Agus Yuliawan mengungkapkan, inti dari Masterplan Ekonomi Syariah Indonesia adalah membangun infrastruktur dan ekosistem ekonomi syariah. Hal itu sudah tepat sekali karena dalam sekian dekade pembangunan ekonomi syariah di Indonesia di dukung dari kesadaran masyarakat dalam berkeinginan untuk  memiliki transaksi keuangan syariah. Untuk itu, membangun ekosistem ekonomi syariah merupakan salah satu point  stategi yang tepat  dalam memasyarakatkan  ekonomi syariah.

BTM merupakan lembaga keuangan mikro syariah (LKMS) di ranah organisasi Islam terbesar di tanah air.  Menurut Agus, BTM punya kepentingan untuk berelaborasi dengan KNKS  dalam mengimplementasikan program – program yang ada dalam masterplan tersebut. Apalagi penguatan usaha mikro kecil dan menengah (UMKM) yang tertera dalam panduan masterplan tersebut sudah menjadi konsen dari BTM selama bertahun – tahun. Yaitu, bagaimana mengajak masyarakat Indonesia keluar dari “jerat kemiskinan” dan sekaligus sebagai keuangan inklusi dalam memberdayakan UMKM.
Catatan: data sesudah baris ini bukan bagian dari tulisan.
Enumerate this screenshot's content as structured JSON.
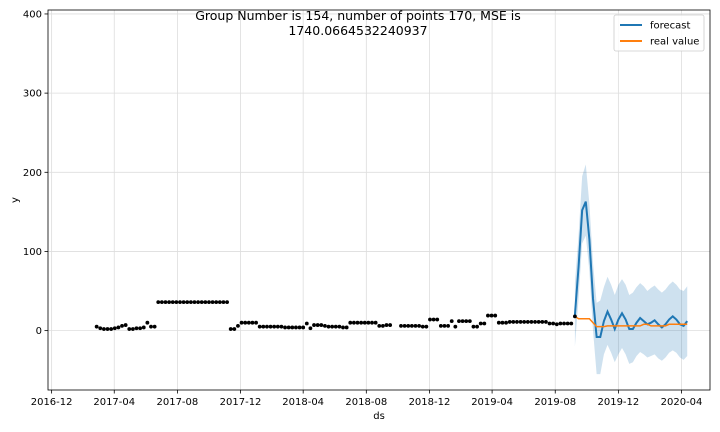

Bahkan, dalam Gerakan Micofinance Muhammadiyah (GMM)  yang dideklarasikan oleh Induk BTM bercita – cita besar dalam mewujudkan BTM sebagai pusat keuangan Muhammadiyah di tiap – tiap PDM (Pimpinan Daerah Muhammadiyah). Di tiap PDM diharapkan bisa mendirikan satu BTM. “Dengan berdirinya BTM di seluruh jaringan Muhammadiyah di tanah air akan memudahkan pemerintah terutama KNKS dalam akselerasi tercapainya masterplan terutama adalah pengutan usaha mikro kecil dan menengah (UMKM),” tandas Agus.

Senada dengan Agus, Ketua JSM Bambang Wijonarko merespon positif lahirnya masterplan yang dibuat oleh KNKS tersebut. Setelah membaca dan menganalisis Masterplan Ekononomi Syariah Indonesia, Bambang akan menindaklanjuti secara kongkrit dengan  menggerakkan  jejaring JSM di berbagai wilayah dan daerah tanah air untuk mensukseskan visi dan misi dalam masterplan tersebut.  Apalagi para anggota JSM adalah para saudagar di Muhammadiyah dengan lintas profesinya, tentunya tidak asing lagi dalam pembangunan ekosistem ekonomi syariah.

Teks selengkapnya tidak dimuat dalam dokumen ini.